L’Essentiel : L’affaire concerne Monsieur [C], hospitalisé au Centre Hospitalier Spécialisé Psychiatrique de [Localité 1] sur ordre du préfet de la Gironde, en raison de troubles mentaux nécessitant une surveillance constante. Après son transfert d’un centre de détention, plusieurs arrêtés ont été pris pour justifier son hospitalisation complète. Des certificats médicaux attestent de son état mental, confirmant la nécessité de soins psychiatriques continus. Le tribunal, le 19 novembre 2024, a accordé l’aide juridictionnelle à Monsieur [C] et a autorisé son maintien en hospitalisation, décision susceptible d’appel dans un délai de 10 jours.

Contexte de l’affaire

L’affaire se déroule au Centre Hospitalier Spécialisé Psychiatrique de [Localité 1], où Monsieur [Z] [C], né le 04 août 1979 au Maroc, est hospitalisé.

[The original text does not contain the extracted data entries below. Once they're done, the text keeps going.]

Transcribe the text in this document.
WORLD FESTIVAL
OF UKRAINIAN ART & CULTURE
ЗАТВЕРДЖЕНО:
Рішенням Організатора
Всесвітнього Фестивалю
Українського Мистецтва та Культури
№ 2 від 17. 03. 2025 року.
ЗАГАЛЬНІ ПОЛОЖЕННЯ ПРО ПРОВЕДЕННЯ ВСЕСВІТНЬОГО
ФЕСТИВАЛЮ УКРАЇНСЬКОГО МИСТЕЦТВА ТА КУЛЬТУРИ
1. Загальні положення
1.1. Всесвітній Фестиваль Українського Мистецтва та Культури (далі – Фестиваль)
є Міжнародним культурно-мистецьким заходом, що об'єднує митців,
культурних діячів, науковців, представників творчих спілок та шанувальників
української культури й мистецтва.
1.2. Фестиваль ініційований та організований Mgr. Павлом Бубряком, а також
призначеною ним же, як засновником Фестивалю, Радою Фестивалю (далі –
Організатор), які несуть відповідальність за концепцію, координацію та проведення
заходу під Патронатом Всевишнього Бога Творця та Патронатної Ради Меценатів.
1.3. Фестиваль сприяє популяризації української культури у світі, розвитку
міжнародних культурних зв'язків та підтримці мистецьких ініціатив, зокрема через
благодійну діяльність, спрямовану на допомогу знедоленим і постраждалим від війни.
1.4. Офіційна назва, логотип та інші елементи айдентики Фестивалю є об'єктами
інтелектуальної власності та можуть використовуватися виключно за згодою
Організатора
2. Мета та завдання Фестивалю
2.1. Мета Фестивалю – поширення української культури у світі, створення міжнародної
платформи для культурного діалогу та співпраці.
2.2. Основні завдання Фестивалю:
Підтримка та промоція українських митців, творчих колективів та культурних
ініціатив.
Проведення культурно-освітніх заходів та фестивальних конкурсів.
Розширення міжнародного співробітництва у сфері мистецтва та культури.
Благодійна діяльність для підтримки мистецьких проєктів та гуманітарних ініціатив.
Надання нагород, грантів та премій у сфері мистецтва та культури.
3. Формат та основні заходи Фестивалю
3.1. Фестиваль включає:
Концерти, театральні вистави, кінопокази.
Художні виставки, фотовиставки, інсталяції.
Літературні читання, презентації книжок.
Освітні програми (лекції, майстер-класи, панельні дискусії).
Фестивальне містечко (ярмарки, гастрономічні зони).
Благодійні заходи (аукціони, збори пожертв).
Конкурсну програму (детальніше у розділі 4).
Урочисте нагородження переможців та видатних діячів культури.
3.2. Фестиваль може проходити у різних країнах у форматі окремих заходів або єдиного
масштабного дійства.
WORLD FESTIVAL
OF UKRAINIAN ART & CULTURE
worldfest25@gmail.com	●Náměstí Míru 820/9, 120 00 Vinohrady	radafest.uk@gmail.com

Le préfet de la Gironde a ordonné sa mise en œuvre de soins psychiatriques sous forme d’hospitalisation complète, en raison de troubles mentaux nécessitant une surveillance médicale constante.

Procédure judiciaire

Le préfet de la Gironde a pris plusieurs arrêtés, notamment celui du 08 novembre 2024, pour ordonner l’hospitalisation de Monsieur [C] après son transfert depuis un centre de détention. La requête du préfet a été enregistrée le 13 novembre 2024, et un avis du ministère public a été émis le 18 novembre 2024. Malgré la non-comparution de l’intéressé, son avocat a exprimé son accord avec l’appréciation du juge.

Évaluation médicale

Conformément aux dispositions du code de la santé publique, des certificats médicaux ont été fournis, attestant de l’état mental de Monsieur [C]. Un avis médical du 18 novembre 2024 a confirmé la nécessité de soins psychiatriques continus, en raison d’un tableau clinique inchangé et d’une fragilité émotionnelle persistante.

Justification de l’hospitalisation

L’hospitalisation complète de Monsieur [C] est justifiée par le risque de rechute rapide en cas de sortie prématurée, ainsi que par la nature de ses troubles mentaux, qui pourraient compromettre la sécurité des personnes et l’ordre public. La prise en charge en milieu hospitalier est considérée comme essentielle pour garantir l’observance des soins.

Décision du tribunal

Le tribunal a statué le 19 novembre 2024, accordant l’aide juridictionnelle provisoire à Monsieur [C] et autorisant le maintien de son hospitalisation complète. La décision a été notifiée aux parties concernées, y compris au ministère public et au directeur du centre hospitalier. Les frais d’expertise seront pris en charge par le Trésor Public.

Possibilité d’appel

La décision rendue peut faire l’objet d’un appel dans un délai de 10 jours suivant sa notification. Le ministère public a également la possibilité d’interjeter appel dans le même délai.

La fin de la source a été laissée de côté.